California Current Ecosystem LTER

The CCE is an LTER-Long-Term Ecological Research site in the coastal upwelling biome of the California Current Ecosystem. Observations from the CalCOFI (California Cooperative Oceanic Fisheries Investigations) coastal ocean time series, currently in its 55th year, demonstrate the importance of external forcing of the pelagic ecosystem on multiple time scales, including: El Nino, the multi-decadal Pacific Decadal Oscillation, and a multi-decadal secular warming trend. Interactions of such forcing and biotic interactions can lead to nonlinear ecosystem responses that may be expressed as relatively abrupt transitions. The work will evaluate four hypothesized mechanisms for such ecosystem transitions:

• Sustained, anomalous alongshore advection of different assemblages;
• In situ food web changes in response to altered stratification and nutrient supply;
• Changes in cross-shore transport and loss/retention of organisms; and
• Altered predation pressure. The California Current Ecosystem (CCE) LTER site will address its research hypotheses with an integrated research program having three primary elements:
  1. Experimental Process Studies will initially focus on the hypothesis of in situ food web changes.
  2. Time Series Studies will evaluate alternative hypotheses using space-resolving time series measurements, including high frequency temporal measurements at different nearshore locations, satellite remote sensing, and an extensive quarterly measurement program at sea that will capitalize on and significantly enhance the CalCOFI time series.
  3. Modeling and synthesis studies will help quantify the dynamics underlying the observations; provide a platform for hypothesis testing through numerical experiments and process models; provide a means for dynamic interpolation between observations in space and time; and help optimize the field program.

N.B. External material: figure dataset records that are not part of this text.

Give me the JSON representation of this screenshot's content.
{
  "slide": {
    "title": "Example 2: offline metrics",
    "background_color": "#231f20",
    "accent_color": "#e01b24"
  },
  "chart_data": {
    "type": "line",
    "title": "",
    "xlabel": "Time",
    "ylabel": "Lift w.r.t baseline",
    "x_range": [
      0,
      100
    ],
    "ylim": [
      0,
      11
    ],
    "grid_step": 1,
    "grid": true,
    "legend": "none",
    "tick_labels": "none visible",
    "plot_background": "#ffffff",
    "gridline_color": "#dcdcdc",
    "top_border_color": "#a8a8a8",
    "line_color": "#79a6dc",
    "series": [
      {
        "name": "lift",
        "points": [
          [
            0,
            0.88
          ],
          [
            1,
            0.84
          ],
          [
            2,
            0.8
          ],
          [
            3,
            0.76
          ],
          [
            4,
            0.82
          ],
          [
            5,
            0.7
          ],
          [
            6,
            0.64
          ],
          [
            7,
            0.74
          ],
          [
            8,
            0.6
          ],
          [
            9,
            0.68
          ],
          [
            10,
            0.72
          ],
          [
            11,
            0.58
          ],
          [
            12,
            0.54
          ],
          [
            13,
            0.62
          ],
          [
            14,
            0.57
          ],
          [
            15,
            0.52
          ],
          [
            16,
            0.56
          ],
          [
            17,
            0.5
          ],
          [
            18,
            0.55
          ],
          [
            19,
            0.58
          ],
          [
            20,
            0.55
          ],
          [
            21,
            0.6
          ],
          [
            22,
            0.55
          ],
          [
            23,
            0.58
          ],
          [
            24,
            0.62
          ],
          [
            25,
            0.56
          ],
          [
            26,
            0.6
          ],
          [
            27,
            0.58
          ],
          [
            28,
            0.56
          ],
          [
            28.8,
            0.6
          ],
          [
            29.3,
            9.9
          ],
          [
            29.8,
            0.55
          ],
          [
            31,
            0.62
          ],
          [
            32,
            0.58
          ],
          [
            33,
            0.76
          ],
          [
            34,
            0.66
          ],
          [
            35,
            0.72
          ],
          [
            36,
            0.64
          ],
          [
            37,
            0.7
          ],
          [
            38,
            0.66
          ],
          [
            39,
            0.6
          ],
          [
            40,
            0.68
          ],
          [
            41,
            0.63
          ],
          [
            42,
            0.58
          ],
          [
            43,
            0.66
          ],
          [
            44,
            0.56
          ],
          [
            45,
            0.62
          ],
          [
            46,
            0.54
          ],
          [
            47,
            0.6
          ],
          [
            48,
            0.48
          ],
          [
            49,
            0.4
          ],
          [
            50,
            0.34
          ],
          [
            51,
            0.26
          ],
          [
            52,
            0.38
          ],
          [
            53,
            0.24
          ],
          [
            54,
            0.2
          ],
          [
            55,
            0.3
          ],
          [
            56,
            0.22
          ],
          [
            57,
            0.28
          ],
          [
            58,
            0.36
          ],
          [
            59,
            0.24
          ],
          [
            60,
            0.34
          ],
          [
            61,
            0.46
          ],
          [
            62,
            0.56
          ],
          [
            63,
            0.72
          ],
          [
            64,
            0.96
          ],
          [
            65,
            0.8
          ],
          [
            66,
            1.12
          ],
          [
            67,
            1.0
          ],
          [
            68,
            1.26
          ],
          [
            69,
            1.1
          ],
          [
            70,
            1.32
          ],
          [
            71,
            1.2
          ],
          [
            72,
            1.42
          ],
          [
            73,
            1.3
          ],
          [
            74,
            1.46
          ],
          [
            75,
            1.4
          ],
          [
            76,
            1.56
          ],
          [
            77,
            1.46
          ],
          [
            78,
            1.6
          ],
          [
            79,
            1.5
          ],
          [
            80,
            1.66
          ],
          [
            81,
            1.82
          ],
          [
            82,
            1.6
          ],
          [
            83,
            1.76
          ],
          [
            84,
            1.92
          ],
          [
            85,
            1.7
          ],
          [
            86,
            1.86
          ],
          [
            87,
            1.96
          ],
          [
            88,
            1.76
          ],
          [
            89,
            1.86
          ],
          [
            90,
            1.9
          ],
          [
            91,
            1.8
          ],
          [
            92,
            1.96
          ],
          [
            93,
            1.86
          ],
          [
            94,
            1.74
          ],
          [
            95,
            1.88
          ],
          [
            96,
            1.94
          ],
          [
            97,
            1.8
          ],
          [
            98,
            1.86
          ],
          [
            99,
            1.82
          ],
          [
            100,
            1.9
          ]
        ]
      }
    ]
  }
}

The proposed study region is an ideal location for an LTER site: it has 5 decades of climate context provided by CalCOFI; it is in a biogeographic boundary region, making it an early sentinel of climate change; it has pronounced spatial gradients in a relatively small geographic area; its anoxic basins provide a unique connection to paleoceanographic studies; and the extant 4-D physical ocean circulation model of the region will permit rapid advances in the development of coupled bio-physical models of ecosystem transitions. The site will allow the LTER network to compare coastal pelagic upwelling ecosystems with other biomes with respect to: Pattern and control of primary production, Spatial and temporal distribution of populations selected to represent trophic structures, Patterns of inorganic inputs and movements of nutrients, and Patterns and frequency of disturbances. Noteworthy is the integration of Information and Data Management as well as of Education and Outreach components within the project so that synergies develop during design and implementation.